Picnic in France

Long ago, my boyfriend and I backpacked our way across Europe. We flew into Amsterdam and saw the Anne Frank house and the Red Light district. Since he was Norwegian, we next went to Norway and spent the coldest week in August that I’ve ever known. Then we popped over to Sweden and stayed in a hostel, where the bathrooms were unisex. It’s a strange feeling to be sitting on the toilet and to notice the feet in the next stall pointing in the wrong direction.

Then we went to Denmark and spent an uncomfortable day on the beach, because all I had was a one-piece suit and the females on the beach were topless – little girls, old ladies, and everyone in between. Even though my boyfriend and another guy we’d met wanted me to go topless, I didn’t think the top half of my suit dangling down around my hips would look too great. I’d simply look American.

From there we toured Germany and then Switzerland. People asked if we were Americans, but Marcus lied and said we were Scandinavian, because of all the Bush Go Home signs we saw. It was 1983, so the older Bush.

We were traveling on the cheap. I was a poor school teacher and Marcus was a draftsman for an architect.  We had our Eurail passes and we camped most nights unless we were on the train or in a hostel. Marcus could sleep anywhere because he’d served in Viet Nam. I was a light sleeper and had restless nights while the train chugged along.

The one thing we did agree on was a simple midday meal of a bottle of wine, a loaf of bread, a hunk of cheese, and some pâté from the local butcher shop.  After Switzerland, we had a good supply of chocolate for dessert.  We would picnic in the town squares or wherever we could find a place to sit and eat our feast.

When we got to France, we gathered up our usual menu and sat down across from the butcher shop to eat.  The pâté in a tiny paper package was a darker color than I was used to. It tasted a bit different as well.  It was a sharper taste.

“Do you think the pâté tastes weird?” I asked.

“Maybe a little,” Marcus said as he spread some more on a bit of bread.

I looked back at the butcher shop, wondering what the words on the building meant, chevaline? I knew Spanish and the two languages were similar, but there was no word close to that in Spanish.
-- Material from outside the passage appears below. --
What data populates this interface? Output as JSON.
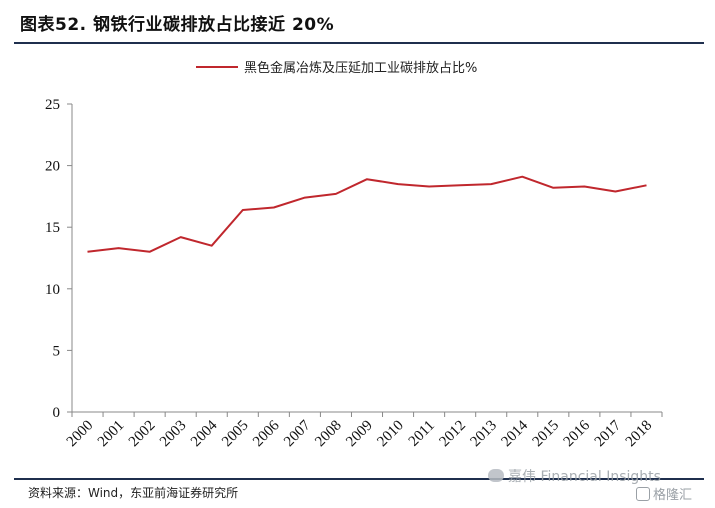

Then I saw it above the doorway, an iron horse shoe. When we asked for pâté, the butcher had pointed at different things asking us which one we wanted. We had pointed and said pâté a couple of times.

Oh, it was pâté all right, but not made from duck or goose liver. We were eating horse liver. 

A revered animal in America, horse was not for eating. We couldn’t stomach the pâté once we knew what it was.

Horse is caballo in Spanish, nothing like cheval or chevaline in French.